|Viral load Blip again
Oct 13, 2013
10-09-13 Hi Doctor, this is a follow question, this is what happened since last question, had a VL load test in June 2013 and came back undectectable, but now in 09-13 came back detectable at <42. Have not changed meds, Tcells 860. The only resistance I had was back in 2003 : A71T/V, A71V, D30N, K20R, M36I, N88D.
K103N, K103N/T, K65R, L1001, M184V.
Detectable Viral Load last 2 test May 5, 2013
Poz since 1997, have been on numerous combos and have some resistance, was on Kaletra, Combivir, Viread and on this combo for 6 years and undetectable, tcells at about 800. Made a change August 2012 to Isentress, Prezista Norvir, 1st VL in 10-2012 Undetectable, Tcells 725. but the last tests came back detectable in 03-13 VL 97, tcells 877, and my last test on 04-27-13 VL 48. I feel extremely concerned of having detectable VL with these new medications, maybe it's not enough meds for someone with prior resistance, should we add something? Thank you for your comments
Response from Dr. Holodniy Perhaps. Not knowing your previous resistance results, and your viral load is too low to get a resistance test at this point, it is hard to know whether this is just insignificant blipping or something to be concerned about. It is interesting that you were taking Kaletra and 3 NRTIs (combivir and viread) and were stable, and then dropping the NRTIs for an integrase inhibitor now possibly changed the equation. It would be unlikely that you had integrase resistance before starting. I don't know whether you had any protease inhibitor resistance before that could be affecting the prezista activity. The isentress should be more than enough to make up for the 3 NRTI's you were taking previously, particularly if you did not have any resistance to them. I wouldn't do anything yet and get another test or two to see where the trend is going. But I have found that sometimes you have to add an NRTI back to mix if you are not getting the desired effect.

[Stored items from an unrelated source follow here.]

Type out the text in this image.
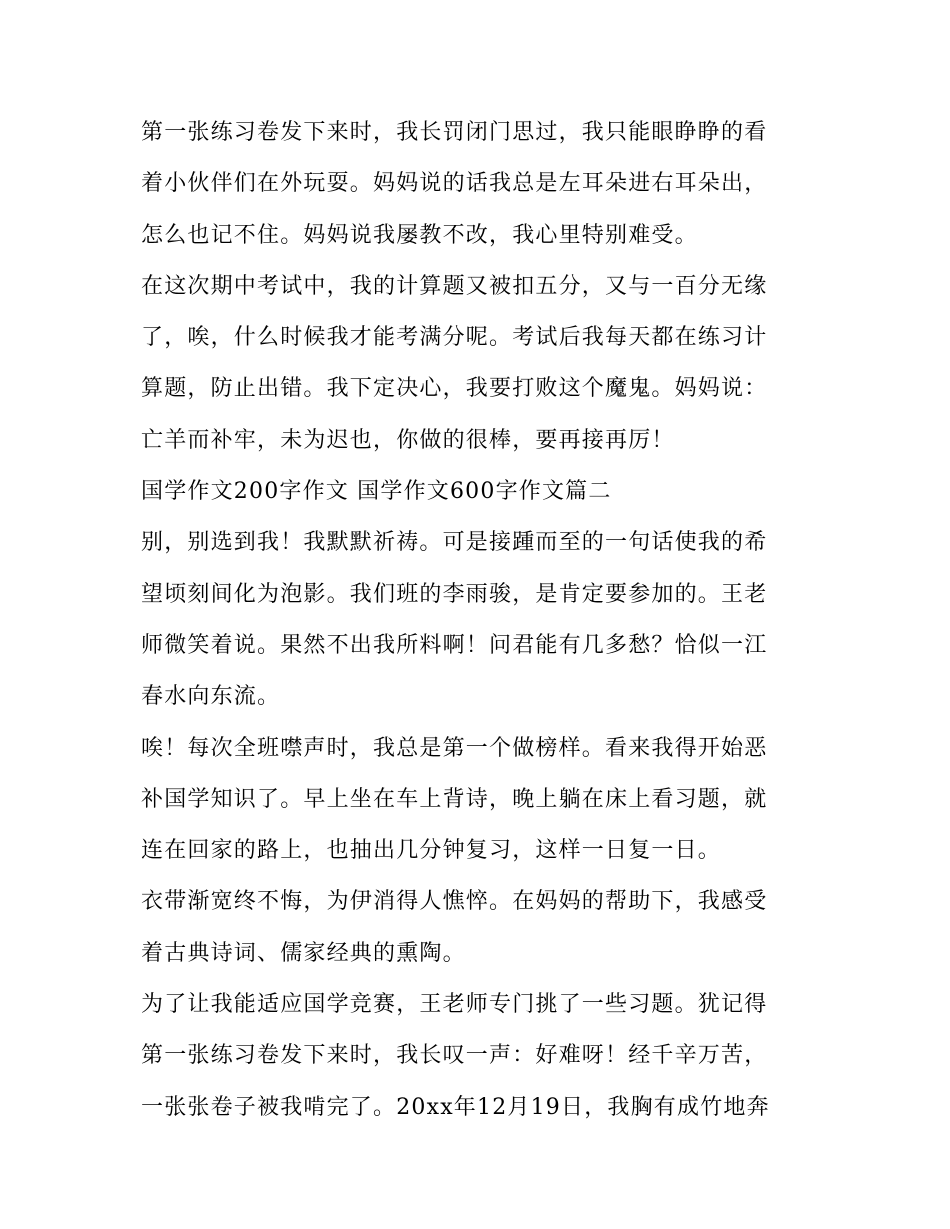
第一张练习卷发下来时，我长罚闭门思过，我只能眼睁睁的看
着小伙伴们在外玩耍。妈妈说的话我总是左耳朵进右耳朵出，
怎么也记不住。妈妈说我屡教不改，我心里特别难受。
在这次期中考试中，我的计算题又被扣五分，又与一百分无缘
了，唉，什么时候我才能考满分呢。考试后我每天都在练习计
算题，防止出错。我下定决心，我要打败这个魔鬼。妈妈说：
亡羊而补牢，未为迟也，你做的很棒，要再接再厉！
国学作文200字作文 国学作文600字作文篇二
别，别选到我！我默默祈祷。可是接踵而至的一句话使我的希
望顷刻间化为泡影。我们班的李雨骏，是肯定要参加的。王老
师微笑着说。果然不出我所料啊！问君能有几多愁？恰似一江
春水向东流。
唉！每次全班噤声时，我总是第一个做榜样。看来我得开始恶
补国学知识了。早上坐在车上背诗，晚上躺在床上看习题，就
连在回家的路上，也抽出几分钟复习，这样一日复一日。
衣带渐宽终不悔，为伊消得人憔悴。在妈妈的帮助下，我感受
着古典诗词、儒家经典的熏陶。
为了让我能适应国学竞赛，王老师专门挑了一些习题。犹记得
第一张练习卷发下来时，我长叹一声：好难呀！经千辛万苦，
一张张卷子被我啃完了。20xx年12月19日，我胸有成竹地奔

| Response from Dr. Holodniy
I think you are in good shape and would not be concerned at this point given the results of your CD4 count and the follow-up viral load. It is confusing regarding the interpretation of viral load results with current generation assays. In the not to distant old days, anything below the cut-off value (i.e., < 42 copies/ml) would have been considered undetectable. Now, the companies are providing qualitative results (present or absent) below the cut-off value, which makes it confusing for many patients and clinicians as to what this means and what to do. Most studies suggest that detectable, but below the quantifiable cut-off level, does not result in HIV treatment failure in the majority of patients.